Когда меня перевели в обычную палату, то строго наказали не вставать первые несколько дней. Ко мне сразу пришла медсестра, чтобы уколоть обезболивающее и поставить капельницу.

— Там парень в коридоре сидит, просит его к тебе пропустить, — сказала она.

— Что за парень? — слабым голосом, едва слышно спросила я.

— Чёрненький такой, в джинсах, очень молодой.

— Не надо, не пропускайте.

— Как скажешь.

Вечером она зашла снова.

— Всё ещё сидит. Не уходит. Я цветы у него взяла, в воду поставила, а то завянут. Принести тебе в палату?

— Нет.

— А продукты в холодильник положила, тот, что в коридоре. Подписала, что твоё, чтоб никто не взял.

Я промолчала.

— Чаю ему предложила, он отказывается.

Я и это не стала никак комментировать. Утром Зоя Ивановна вновь явилась, чтобы сделать уколы.

— А он всю ночь тут провёл, — заметила медсестра будто между прочим. — Спал на скамейке. Может пустить, всё-таки?

— Нет!

— Ну как хочешь. Видать, сильно провинился. С другой, что ли, застала?

— Нет.

— Ладно, не моё дело. Сами разберётесь. Моя смена заканчивается уже. К восьми Лариса придёт.

Зоя Ивановна прошла по палате, проверяя, всё ли в порядке, а потом зачем-то подняла жалюзи на большом окне, выходившем в коридор. Мне стали видны сновавшие там люди и Максим. Он сидел почти напротив моей палаты. Выглядел задумчивым. Когда заметил меня, поднялся с места. Медсестра попрощалась, вышла и с озабоченным видом направилась мимо него в сторону поста.

Максим подошёл к окну, глядел на меня. А я на него. Он казался измождённым, уставшим. Каким-то жалким. Я, конечно, выглядела не лучше. Не помню, когда смотрела на себя в зеркало. У меня оказалась ещё и рана на голове, из-за которой меня обрили, перелом ключицы, куча ушибов и ссадин. Я не хотела, чтобы меня кто-нибудь видел. А тем более он.

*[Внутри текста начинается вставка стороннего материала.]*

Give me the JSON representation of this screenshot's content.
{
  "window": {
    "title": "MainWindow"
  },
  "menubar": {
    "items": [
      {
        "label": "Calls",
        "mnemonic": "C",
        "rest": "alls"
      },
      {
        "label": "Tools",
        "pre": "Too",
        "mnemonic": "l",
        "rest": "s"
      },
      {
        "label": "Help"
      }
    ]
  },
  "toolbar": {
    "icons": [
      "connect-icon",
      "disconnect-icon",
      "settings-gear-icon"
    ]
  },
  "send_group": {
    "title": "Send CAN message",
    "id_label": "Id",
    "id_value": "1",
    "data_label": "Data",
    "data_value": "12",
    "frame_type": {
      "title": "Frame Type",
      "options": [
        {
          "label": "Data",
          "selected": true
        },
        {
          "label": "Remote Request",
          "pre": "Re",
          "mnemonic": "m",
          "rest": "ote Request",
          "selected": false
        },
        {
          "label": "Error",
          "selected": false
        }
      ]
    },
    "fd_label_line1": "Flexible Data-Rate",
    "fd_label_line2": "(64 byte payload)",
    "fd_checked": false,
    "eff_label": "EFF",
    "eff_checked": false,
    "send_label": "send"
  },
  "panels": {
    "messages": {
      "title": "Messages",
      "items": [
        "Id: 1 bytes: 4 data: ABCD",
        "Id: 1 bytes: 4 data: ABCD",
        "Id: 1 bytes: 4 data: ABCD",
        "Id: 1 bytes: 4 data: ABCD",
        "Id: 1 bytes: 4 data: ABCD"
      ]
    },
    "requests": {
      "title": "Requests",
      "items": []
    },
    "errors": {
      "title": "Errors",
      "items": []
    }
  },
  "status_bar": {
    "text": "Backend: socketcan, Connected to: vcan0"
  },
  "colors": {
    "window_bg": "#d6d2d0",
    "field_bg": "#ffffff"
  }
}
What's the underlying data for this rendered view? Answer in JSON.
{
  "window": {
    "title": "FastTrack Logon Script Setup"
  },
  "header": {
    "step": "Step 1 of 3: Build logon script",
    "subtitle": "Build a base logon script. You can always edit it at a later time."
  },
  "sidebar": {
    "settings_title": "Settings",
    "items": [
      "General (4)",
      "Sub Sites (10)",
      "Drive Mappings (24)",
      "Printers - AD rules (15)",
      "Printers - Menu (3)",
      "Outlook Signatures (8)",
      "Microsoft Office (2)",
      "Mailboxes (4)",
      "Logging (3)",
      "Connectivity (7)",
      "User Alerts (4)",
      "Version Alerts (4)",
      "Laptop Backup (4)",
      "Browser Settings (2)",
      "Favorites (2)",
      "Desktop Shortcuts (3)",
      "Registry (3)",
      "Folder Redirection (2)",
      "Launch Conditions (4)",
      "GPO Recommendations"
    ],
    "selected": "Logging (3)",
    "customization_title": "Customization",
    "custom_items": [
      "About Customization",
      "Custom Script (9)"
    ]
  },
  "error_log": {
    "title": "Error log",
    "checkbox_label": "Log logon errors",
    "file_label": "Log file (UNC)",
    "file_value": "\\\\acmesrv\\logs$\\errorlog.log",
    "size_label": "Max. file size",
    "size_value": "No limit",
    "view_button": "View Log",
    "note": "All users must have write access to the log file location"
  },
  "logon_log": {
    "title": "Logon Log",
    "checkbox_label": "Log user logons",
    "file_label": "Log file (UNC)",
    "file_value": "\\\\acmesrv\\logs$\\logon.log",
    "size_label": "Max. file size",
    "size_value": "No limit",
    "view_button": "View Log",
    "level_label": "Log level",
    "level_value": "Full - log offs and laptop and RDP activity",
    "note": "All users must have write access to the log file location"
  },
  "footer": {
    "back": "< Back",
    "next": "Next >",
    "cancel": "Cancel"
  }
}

Богорад что-то говорил, но через стекло мне ничего не было слышно. Я отрицательно покачала головой, отвернулась и легла, накрывшись пледом. Сами собой хлынули слёзы. Впервые за всё это время. Что есть мочи закусила кулак, чтобы не вздрагивать от плача. На коже остались синевато-бордовые следы от зубов. Не знаю, сколько я так пролежала, и сколько там за окном стоял Максим. Было тихо. Я не заметила, как заснула. Проснулась к вечеру, когда снова пришли делать уколы. Его в коридоре уже не было.

Этим своим побегом в Апрельское и тем, что, попала под машину, я только утвердила свою семью в мысли, что ни на что не способна. Пока лежала в больнице, страшно похудела. Есть не хотелось от слова совсем. Я буквально заставляла себя принимать пищу, потому что мой лечащий врач за этим строго следил. Говорил, что иначе лекарства могут испортить мне желудок, вызвать внутреннее кровотечение.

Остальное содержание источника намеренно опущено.